Dedico este artigo para todos os cariocas que, assim como eu, estão cansados de tanta corrupção e descaso por parte dos políticos

Hospitais com atendimento precários; escolas fechadas; alto índice de desemprego; servidores públicos e aposentados sem salários; falta de recursos para a segurança pública e etc. Não é novidade para ninguém que o Rio de Janeiro está enfrentando uma de suas piores crises da história — esquemas de corrupção ainda mais graves do que no resto do país e políticas populistas desconexas que quebraram completamente o Estado são apenas dois exemplos que levaram as contas públicas aos frangalhos — acarretando problemas graves na educação e segurança, por exemplo.

Um alerta para todos os cariocas

Votar no “menos pior” foi um pensamento que influenciou durante muito tempo o voto do carioca — em detrimento daquele que, no imaginário coletivo — é uma opção — mas não teria condição de vencer. Por exemplo, nas eleições de 2018 temos:

  • Romário: Busca se apresentar como uma boa opção — mesmo com várias denúncias de corrupção envolvendo o seu nome. É o candidato sem experiência de gestão e nenhuma proposta concreta — não reunindo a condição mínima para governar o Rio de Janeiro.
  • Eduardo Paes: Busca se apresentar como o gestor capaz de resolver todos os problemas do Rio de Janeiro; este, porém, representa a velha política, que no imaginário das pessoas é o menos pior, o candidato que “rouba, mas faz”, o que faz perpetuar a eterna ciclo de corrupção.

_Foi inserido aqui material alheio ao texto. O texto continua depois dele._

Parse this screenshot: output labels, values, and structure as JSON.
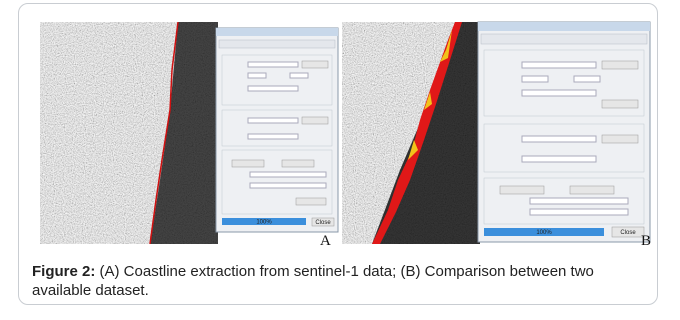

Tendo menos visibilidade que os dois acima — o candidato ao Governo do Rio de Janeiro, Wilson Witzel possui o seguinte currículo: Ex-juiz federal; exerceu a presidência da Associação dos Juízes Federais do Rio de Janeiro e Espírito Santo; mestre em Processo Civil e professor de Direito Penal Econômico há mais de 20 anos, tendo passado por instituições como Fundação Getúlio Varga s (FGV) e Universidade do Estado do Rio de Janeiro (UERJ); doutorando em Ciência Política pela Universidade Federal Fluminense (UFF), foi oficial do Corpo de Fuzileiro Navais e defensor público estadual.

Por reconhecer que o Estado mergulhou numa crise sem precedentes, as pessoas preferem escolher Eduardo Paes pela experiência em gestão, mesmo sabendo que seu nome está envolvido em delações — considerando, também, que o menos conhecido e mais competente não teria a menor chance.

Por outro lado, a sociedade tem alcançado um nível maior de consciência política — deixando de lado o pensamento do “roubou, mas fez”, optando pela capacidade de gestão e experiência de caráter ilibado. Sendo que essas duas exigências têm sido o efeito que impulsiona a opção do voto pelo menos conhecido.

  • Wilson Witzel: É o candidato menos conhecido — porém — reúne capacidade de gestão, propostas concretas — com larga experiência no serviço público e nenhuma ligação envolvendo seu nome em processos de corrupção.

De acordo com os institutos de pesquisa, Wilson começou as eleições como um dos candidatos menos cotado para o 2º turno, com apenas 1% de intenção dos votos, em última colocação. Hoje, está em 2º lugar, empatado com o Romário, com 17%. Esse novo quadro proporciona uma ida para o 2º turno com Eduardo Paes, com grande possibilidade de vitória, considerando capacidade de gestão e caráter ilibado.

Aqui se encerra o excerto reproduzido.